The sick look on his face told me I didn’t want to know who he’d spoken to, or what he’d had to do for the information.
“…and if Addy’s contract reads like all the rest of them do—and I’m sure it does—her out-clause requires an exchange.”
“What?” I blinked, hoping I’d heard him wrong, or was misunderstanding something. “An exchange like my mom made? A life for a life?” The horror crawling through me had no equal. I rubbed my arms, trying to keep goose bumps at bay, but they rose, anyway.
“A soul for a soul,” Tod corrected, staring at the floor for a second before meeting my gaze again. “But basically, yes. Addy can only get her soul back by trading it for another one.”
“Wait…” Nash rubbed his forehead, like that might help the new information sink in. “Souls can’t be stolen. They can only be taken when someone dies, or given up freely by their owner.”
I searched Addison’s face, struggling with my own mounting nausea. “So, all those people you mentioned? They all had to kill someone to get their souls back?”
“Or recruit someone,” Tod said, twisting the tab on his can, as if unbothered by the new development.
“And you call that a
little
complication?”
Tod shrugged and glanced at Nash as if he wanted a second opinion. “I know we’re short on time, and I’d suggest steering clear of murder just to keep things simple, but I’m sure Addy knows someone looking for a quick career boost—”

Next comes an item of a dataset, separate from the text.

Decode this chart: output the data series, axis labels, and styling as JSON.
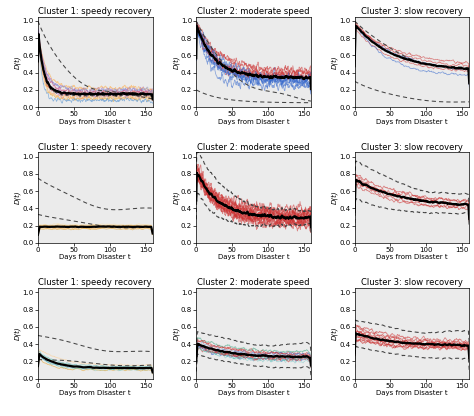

“No!” she and I shouted in unison, shooting twin looks of horror at the reaper. “I can’t take the out-clause, Tod,” Addison continued. “Even if I were willing to throw my family to the wolves, I can’t put someone else in my position.”
“Would you rather die without your soul?” He looked irritated with her for the first time that I’d seen. Was he really ready to damn someone else to the Netherworld to save Addison?
Yes. I could see that in his eyes, in how they lit up every time she spoke. In the way his gaze never left her for long. He’d literally do anything for her, and that knowledge scared me almost as badly as the thought of traveling to the Netherworld.
“No,” she answered finally, spinning her can slowly on the coffee table. “That’s why I need your help. I need to get my soul back without using the out-clause.”
“Damn it!” Nash slammed his empty can down on the coffee table, his irises flashing with a confusion of angry colors.
“She’s right,” I said softly. Then I pinned Tod with my gaze. “I won’t help you lead another lamb to the slaughter. If we do this, we do it without the exchange.”
Tod scowled, and again his willingness to take the easy route chilled me. But then he glanced at the raw desperation on Addison’s face and nodded.
“Nash?” I took his hand and folded my fingers around his. “I understand if you want to back out.”
He exhaled heavily. “Like I can let you do this alone. I’m in.”
My relief was a bitter mercy. I didn’t want to do this any more than he did. But I wanted to do it without him even less.
“So…how do we start?” Addison glanced from me to Nash, then to Tod. “What can I do?”